Atomistic Deformation Mechanisms in Advanced Structural Materials

Leveraging strength versus ductility relations in bcc high-entropy alloys from first-principles.

Body-centered cubic (bcc) high-entropy alloys (HEAs) often suffer from a trade-off between strength and ductility, with some compositions exhibiting exceptional resistance to thermal softening but suffering from brittle failure at room temperature, while others show remarkable toughness at cryogenic temperatures but experience a significant decrease in yield stress as temperature increases. Using first-principles calculations, we show that intrinsic ductility is closely correlated with incipient structural instabilities in the bcc phase.
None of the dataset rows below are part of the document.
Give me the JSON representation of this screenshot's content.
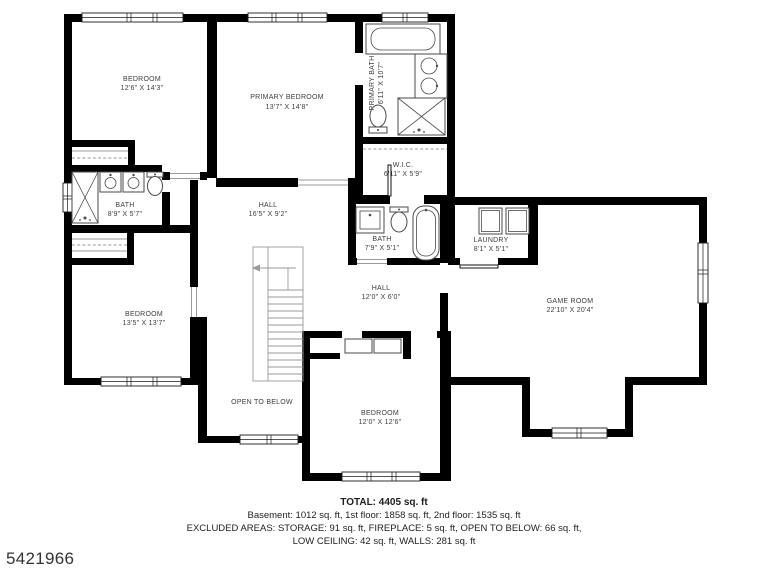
{
  "plan": {
    "colors": {
      "wall": "#000000",
      "label": "#3d3d3d",
      "fixture_line": "#4a4a4a"
    },
    "rooms": {
      "bedroom1": {
        "name": "BEDROOM",
        "dims": "12'6\" X 14'3\""
      },
      "primary_bedroom": {
        "name": "PRIMARY BEDROOM",
        "dims": "13'7\" X 14'8\""
      },
      "primary_bath": {
        "name": "PRIMARY BATH",
        "dims": "6'11\" X 10'7\""
      },
      "wic": {
        "name": "W.I.C.",
        "dims": "6'11\" X 5'9\""
      },
      "bath1": {
        "name": "BATH",
        "dims": "8'9\" X 5'7\""
      },
      "hall1": {
        "name": "HALL",
        "dims": "16'5\" X 9'2\""
      },
      "bath2": {
        "name": "BATH",
        "dims": "7'9\" X 5'1\""
      },
      "laundry": {
        "name": "LAUNDRY",
        "dims": "8'1\" X 5'1\""
      },
      "game_room": {
        "name": "GAME ROOM",
        "dims": "22'10\" X 20'4\""
      },
      "bedroom2": {
        "name": "BEDROOM",
        "dims": "13'5\" X 13'7\""
      },
      "hall2": {
        "name": "HALL",
        "dims": "12'0\" X 6'0\""
      },
      "open_to_below": {
        "name": "OPEN TO BELOW"
      },
      "bedroom3": {
        "name": "BEDROOM",
        "dims": "12'0\" X 12'6\""
      }
    }
  },
  "footer": {
    "total": "TOTAL: 4405 sq. ft",
    "line1": "Basement: 1012 sq. ft, 1st floor: 1858 sq. ft, 2nd floor: 1535 sq. ft",
    "line2": "EXCLUDED AREAS: STORAGE: 91 sq. ft, FIREPLACE: 5 sq. ft, OPEN TO BELOW: 66 sq. ft,",
    "line3": "LOW CEILING: 42 sq. ft, WALLS: 281 sq. ft"
  },
  "photo_id": "5421966"
}
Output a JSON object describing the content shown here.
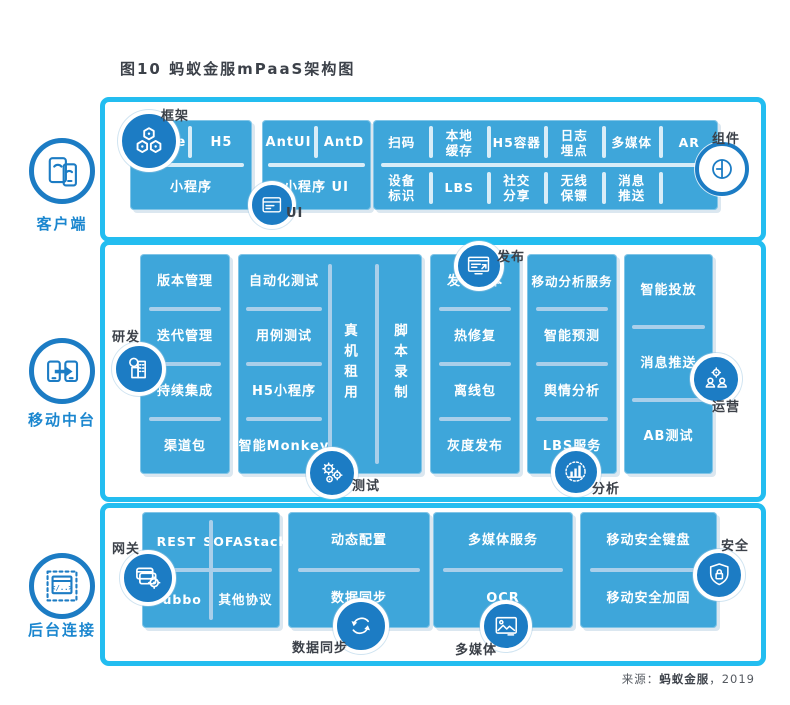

These instabilities are associated with softening of the vibrational properties of the bcc lattice, which has important implications for phase competition, local lattice distortions, screw dislocation core structure, and unstable stacking fault energy. Further, we demonstrate that increasing concentrations of hcp elements (Ti, Zr, Hf, and Re) are linked to key signatures in the electronic structure, reflected by the Rice intrinsic ductility criterion. Additionally, we propose that the addition of oxygen interstitial atoms is a promising avenue to improve the alloy strength without jeopardizing ductility. In detail, the accommodation of oxygen atoms not only induces distortion in the lattice leading to strengthening effects but also might be associated with the formation of ordered complexes that enhance strain hardening and delay unstable plastic deformation.